Wakil Bupati Ketapang, Jamhuri Amir, menyampaikan apresiasi dan ucapan selamat datang kepada Pangdam XII/Tanjungpura beserta rombongan. Ia berharap kunjungan tersebut menjadi awal dari kerja sama yang semakin erat antara Pemerintah Kabupaten Ketapang dan Kodam XII/Tanjungpura.
“Kami mengucapkan terima kasih kepada Bapak Pangdam XII/Tanjungpura yang telah berkunjung ke Kabupaten Ketapang. Mudah-mudahan kunjungan yang pertama ini bukanlah kunjungan yang terakhir, tetapi akan terus berlanjut pada kesempatan-kesempatan berikutnya,” ujar Wabup.
Dalam sambutannya, Wabup juga memaparkan kondisi geografis Kabupaten Ketapang yang memiliki luas wilayah sekitar 31 ribu kilometer persegi dengan jumlah penduduk kurang lebih 600 ribu jiwa yang tersebar di 20 kecamatan, 253 desa, dan 9 kelurahan.
Menurutnya, luas wilayah tersebut menjadikan tantangan pelayanan pemerintahan dan pembangunan semakin kompleks. Karena itu, Pemerintah Kabupaten Ketapang telah mengusulkan pemekaran wilayah kepada pemerintah pusat guna meningkatkan efektivitas pelayanan kepada masyarakat.
“Dengan luas wilayah sebesar ini, idealnya kami sudah memiliki tiga atau empat daerah baru. Kami mohon doa dan dukungan agar usulan pemekaran wilayah yang telah disampaikan kepada pemerintah pusat dapat terealisasi,” katanya.
Wabup juga menegaskan bahwa Kabupaten Ketapang merupakan daerah yang kaya akan keberagaman suku, agama, dan budaya sehingga layak disebut sebagai miniatur Indonesia.
Kerukunan masyarakat yang terus terjaga menjadi modal penting dalam menciptakan daerah yang aman, damai, dan kondusif.
“Ketapang ini boleh disebut miniatur Indonesia karena multi-etnis, multi-agama, dan multi-budaya.
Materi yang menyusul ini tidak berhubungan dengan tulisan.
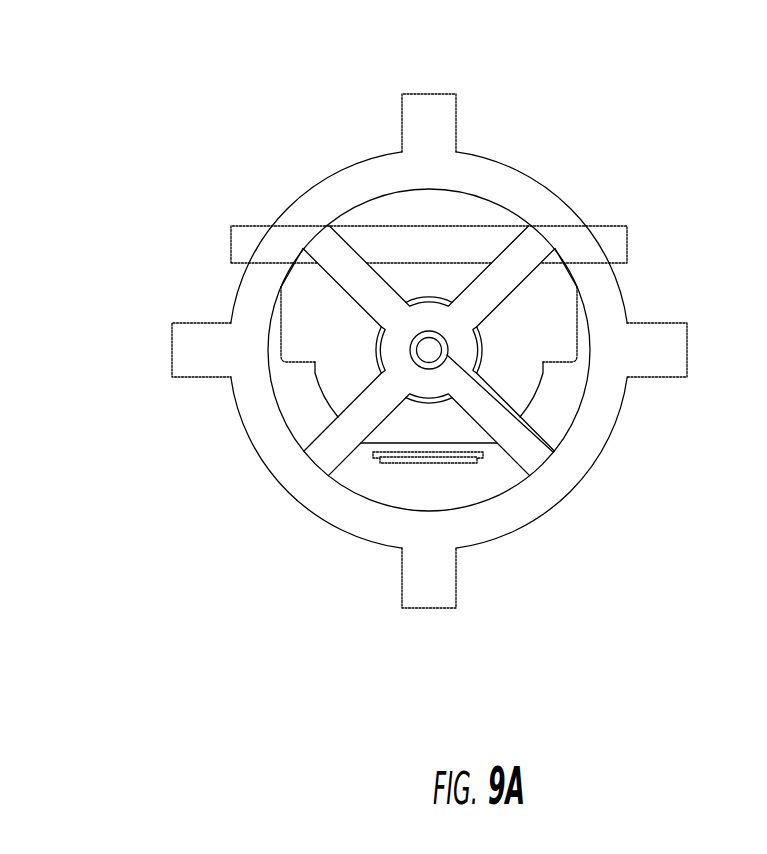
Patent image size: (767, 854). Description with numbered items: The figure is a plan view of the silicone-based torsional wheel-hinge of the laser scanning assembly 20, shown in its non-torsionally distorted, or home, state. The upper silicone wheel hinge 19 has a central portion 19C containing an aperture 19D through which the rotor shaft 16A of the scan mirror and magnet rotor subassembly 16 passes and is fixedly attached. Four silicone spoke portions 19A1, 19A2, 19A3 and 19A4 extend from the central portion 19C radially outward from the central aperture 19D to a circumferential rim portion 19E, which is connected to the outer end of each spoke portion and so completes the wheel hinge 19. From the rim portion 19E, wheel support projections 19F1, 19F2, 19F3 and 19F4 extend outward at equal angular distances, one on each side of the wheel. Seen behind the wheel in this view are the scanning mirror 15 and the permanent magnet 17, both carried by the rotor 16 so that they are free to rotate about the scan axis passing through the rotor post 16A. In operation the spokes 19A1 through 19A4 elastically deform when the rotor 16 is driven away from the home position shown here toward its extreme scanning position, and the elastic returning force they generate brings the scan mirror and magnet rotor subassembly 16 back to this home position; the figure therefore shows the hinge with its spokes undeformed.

The scanning mirror 15 is at (618, 240).
The scan mirror and magnet rotor subassembly 16 is at (563, 307).
The rotor post 16A is at (518, 450).
The permanent magnet 17 is at (400, 458).
The silicone wheel hinge 19 is at (527, 173).
The spoke portion 19A1 is at (347, 243).
The spoke portion 19A2 is at (517, 450).
The spoke portion 19A3 is at (503, 267).
The spoke portion 19A4 is at (333, 430).
The central portion 19C is at (397, 351).
The aperture 19D is at (429, 332).
The circumferential rim portion 19E is at (282, 243).
The wheel support projection 19F1 is at (438, 598).
The wheel support projection 19F2 is at (431, 104).
The wheel support projection 19F3 is at (190, 348).
The wheel support projection 19F4 is at (672, 340).
The laser scanning assembly 20 is at (255, 558).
Alhamdulillah, hingga saat ini situasi daerah tetap aman, terkendali, dan kondusif,” ungkapnya.
Melalui kegiatan ramah tamah tersebut, Pemerintah Kabupaten Ketapang berharap hubungan komunikasi, koordinasi, dan kolaborasi antara pemerintah daerah, TNI, Polri, serta seluruh pemangku kepentingan semakin kuat dalam mendukung pembangunan dan menjaga stabilitas wilayah.
Sebagai bentuk penghormatan dan kenang-kenangan, Wakil Bupati Ketapang menyerahkan cinderamata berupa miniatur ikon Tugu Ale-Ale dan batu kecubung khas Ketapang kepada Pangdam XII/Tanjungpura. Pangdam juga menyerahkan cinderamata secara simbolis kepada Pemerintah Kabupaten Ketapang.
Acara ditutup dengan sesi foto bersama sebagai simbol kebersamaan dan komitmen untuk terus memperkuat sinergitas dalam mewujudkan Kabupaten Ketapang yang aman, maju, dan sejahtera.